Waktu itu wahyu yang mengharamkan hubungan pernikahan muslimah dengan orang kafir belum diturunkan. Dan hari itu, saat Abul 'Ash berpamitan berangkat ke medan perang Badar, hati Zainab benar-benar galau. Sekali lagi, Zainab hanya bisa berdoa untuk dua cintanya.
Kabar kekalahan pasukan Quraisy menghadapi pasukan Islam yang hanya berkekuatan 300-an personil sampai ke Mekkah. Zainab mencari-cari kabar suaminya, apakah ia termasuk yang kembali, ataukah yang terbunuh di tangan pasukan Islam, ataukah termasuk mereka yang tertawan.
Hatinya sedikit lega begitu tahu bahwa suaminya termasuk mereka yang tertawan. Dan lebih lega lagi, Rasulullah SAW menerima usulan Abu Bakar Ash-Shiddiq yang menawarkan bagi kerabat mereka yang tertawan untuk menebus mereka.
Zainab masuk rumah dan mengumpulkan barang berharga yang dimilikinya untuk menebus ayah kedua anak dan janin yang dikandungnya. Hati Zainab perih lagi. Harta itu tak cukup kecuali jika ditambah dengan kalung hadiah pernikahan dari ibunya, Khadijah. Seuntai kalung kenangan. Dengan berat hati Zainab melepasnya.
Ketika Rasulullah memperhatikan barang-barang yang dikirimkan oleh Zainab untuk menebus suaminya, Rasulullah melihat seuntai kalung indah yang pernah dihadiahkan oleh wanita yang paling dicintainya untuk puteri mereka berdua di hari pernikahannya. Beliau terharu. Pastilah Zainab tak punya harta lagi yang dapat digunakannya untuk menebus suaminya.

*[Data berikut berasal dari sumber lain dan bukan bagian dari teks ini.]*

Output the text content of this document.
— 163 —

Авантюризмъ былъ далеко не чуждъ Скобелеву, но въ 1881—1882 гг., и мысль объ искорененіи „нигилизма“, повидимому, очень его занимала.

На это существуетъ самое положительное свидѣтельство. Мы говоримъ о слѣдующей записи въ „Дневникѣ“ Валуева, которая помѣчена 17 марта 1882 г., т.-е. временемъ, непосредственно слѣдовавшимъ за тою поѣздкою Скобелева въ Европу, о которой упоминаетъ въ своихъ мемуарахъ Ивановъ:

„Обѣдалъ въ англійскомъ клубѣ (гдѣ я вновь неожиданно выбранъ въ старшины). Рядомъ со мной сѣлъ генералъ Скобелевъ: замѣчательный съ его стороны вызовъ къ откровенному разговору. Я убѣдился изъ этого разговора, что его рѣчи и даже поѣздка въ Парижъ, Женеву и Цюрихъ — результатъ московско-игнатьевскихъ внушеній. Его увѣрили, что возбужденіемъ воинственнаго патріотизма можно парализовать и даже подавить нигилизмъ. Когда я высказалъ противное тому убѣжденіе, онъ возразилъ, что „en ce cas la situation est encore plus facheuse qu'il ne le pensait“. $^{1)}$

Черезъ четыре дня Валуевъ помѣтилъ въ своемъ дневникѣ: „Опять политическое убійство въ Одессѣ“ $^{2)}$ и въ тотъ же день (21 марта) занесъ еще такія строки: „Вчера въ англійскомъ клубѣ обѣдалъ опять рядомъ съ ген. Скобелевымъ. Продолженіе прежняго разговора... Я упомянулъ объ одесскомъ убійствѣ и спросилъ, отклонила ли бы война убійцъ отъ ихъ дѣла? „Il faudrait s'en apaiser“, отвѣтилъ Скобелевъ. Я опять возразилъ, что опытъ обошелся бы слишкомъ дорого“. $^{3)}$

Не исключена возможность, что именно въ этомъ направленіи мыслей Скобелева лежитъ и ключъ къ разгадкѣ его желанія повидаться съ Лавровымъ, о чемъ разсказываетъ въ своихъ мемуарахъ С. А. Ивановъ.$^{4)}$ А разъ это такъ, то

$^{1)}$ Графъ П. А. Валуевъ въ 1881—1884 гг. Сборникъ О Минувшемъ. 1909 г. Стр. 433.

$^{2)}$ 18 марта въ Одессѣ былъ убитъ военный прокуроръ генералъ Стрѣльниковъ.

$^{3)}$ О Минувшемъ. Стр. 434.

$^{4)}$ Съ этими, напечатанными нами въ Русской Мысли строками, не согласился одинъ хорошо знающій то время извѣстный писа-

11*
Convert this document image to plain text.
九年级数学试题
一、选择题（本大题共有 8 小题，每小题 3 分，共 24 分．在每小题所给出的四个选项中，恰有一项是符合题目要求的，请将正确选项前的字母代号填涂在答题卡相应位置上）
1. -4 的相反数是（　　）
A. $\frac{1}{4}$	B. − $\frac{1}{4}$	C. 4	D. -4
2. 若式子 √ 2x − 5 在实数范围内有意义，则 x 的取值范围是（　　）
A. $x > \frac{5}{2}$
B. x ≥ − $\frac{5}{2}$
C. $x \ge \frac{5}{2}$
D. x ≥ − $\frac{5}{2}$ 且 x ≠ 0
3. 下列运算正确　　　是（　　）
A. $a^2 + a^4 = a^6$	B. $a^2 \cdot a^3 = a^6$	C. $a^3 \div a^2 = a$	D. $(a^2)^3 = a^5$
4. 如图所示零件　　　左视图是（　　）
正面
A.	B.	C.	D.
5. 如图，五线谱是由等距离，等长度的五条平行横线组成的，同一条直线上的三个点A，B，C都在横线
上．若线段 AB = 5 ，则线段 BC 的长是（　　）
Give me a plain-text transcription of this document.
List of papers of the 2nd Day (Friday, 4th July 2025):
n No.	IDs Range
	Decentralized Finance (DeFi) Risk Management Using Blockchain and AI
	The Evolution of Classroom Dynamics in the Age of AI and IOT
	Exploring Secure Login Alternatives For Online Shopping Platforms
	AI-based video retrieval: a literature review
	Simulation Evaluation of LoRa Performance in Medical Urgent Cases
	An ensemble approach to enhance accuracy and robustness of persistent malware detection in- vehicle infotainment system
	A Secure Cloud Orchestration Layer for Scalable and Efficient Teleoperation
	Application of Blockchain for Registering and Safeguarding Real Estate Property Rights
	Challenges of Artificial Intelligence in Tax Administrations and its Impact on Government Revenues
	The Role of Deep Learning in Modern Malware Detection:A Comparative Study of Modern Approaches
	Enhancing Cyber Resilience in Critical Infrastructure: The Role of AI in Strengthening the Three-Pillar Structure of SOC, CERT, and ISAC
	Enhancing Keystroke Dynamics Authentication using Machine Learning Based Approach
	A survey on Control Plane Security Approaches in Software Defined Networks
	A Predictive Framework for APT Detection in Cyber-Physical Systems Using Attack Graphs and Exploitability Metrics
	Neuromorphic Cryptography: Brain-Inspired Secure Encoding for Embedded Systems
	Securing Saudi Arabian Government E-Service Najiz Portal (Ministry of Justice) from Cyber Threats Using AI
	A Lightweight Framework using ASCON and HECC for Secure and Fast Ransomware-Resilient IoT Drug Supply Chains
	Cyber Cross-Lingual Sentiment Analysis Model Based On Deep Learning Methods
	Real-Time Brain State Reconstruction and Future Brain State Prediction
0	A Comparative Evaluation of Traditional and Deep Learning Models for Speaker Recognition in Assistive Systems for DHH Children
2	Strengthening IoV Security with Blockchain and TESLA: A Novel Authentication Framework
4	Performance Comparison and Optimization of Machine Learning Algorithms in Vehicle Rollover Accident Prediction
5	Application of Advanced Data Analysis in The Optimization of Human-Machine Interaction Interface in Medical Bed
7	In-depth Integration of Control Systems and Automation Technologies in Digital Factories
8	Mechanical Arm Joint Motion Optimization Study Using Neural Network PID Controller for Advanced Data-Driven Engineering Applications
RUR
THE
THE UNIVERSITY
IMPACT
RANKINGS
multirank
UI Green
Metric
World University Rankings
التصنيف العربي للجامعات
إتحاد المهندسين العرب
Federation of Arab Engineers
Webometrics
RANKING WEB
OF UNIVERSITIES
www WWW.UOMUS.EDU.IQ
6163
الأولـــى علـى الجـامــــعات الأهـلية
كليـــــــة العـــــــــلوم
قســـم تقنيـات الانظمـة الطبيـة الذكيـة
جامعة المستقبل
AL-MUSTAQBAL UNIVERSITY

Air mata mengalir di pipi beliau, Sesaat kemudian beliau bersabda, "Jika kalian rela, bebaskanlah tawanan yang ditebus oleh Zainab dan kembalikanlah barang tebusannya!" Tidak ada seorang sahabat pun yang merasa keberatan untuk melakukannya. Maka dibebaskanlah Abul 'Ash dan dititipkan kepadanya barang-barang yang dikirimkan Zainab untuk menebusnya. Sebelum Abul 'Ash berangkat Rasulullah mengambil janji darinya supaya ia melepaskan Zainab, sebab telah turun wahyu yang menyebutkan bahwa Islam telah menceraikan mereka berdua.
Begitu Abul 'Ash rampak dari kejauhan, hati Zainab berbunga-bunga. Dan yang lebih menggembirakan lagi, kalung kenangan itu dikembalikan kepadanya. Dalam suka cita Zainab menangkap sesuatu yang tidak wajar pada suaminya. Wajahnya tampak muram, Segera Zainab menanyakan, gerangan apakah yang membuatnya bermuram durja.
Dengan berat hati Abul 'Ash menyampaikan amanat dari mertuanya. Zainab mendengarkannya dengan seksama dan rasa hatinya berloncatan. Ia memang sudah sangat rindu kepada ayahnya dan saudara-saudaranya, juga kepada saudara-saudara seimannya. Tetapi kenapa untuk itu ia mesti berpisah dengan belahan jiwanya? L.aki-laki gagah yang penuh tanggung jawab terhadap keluarganya? Tak dapatkah kedua cinta itu dipertemukan? Tak bisakah kedua rindu itu terobati sekaligus!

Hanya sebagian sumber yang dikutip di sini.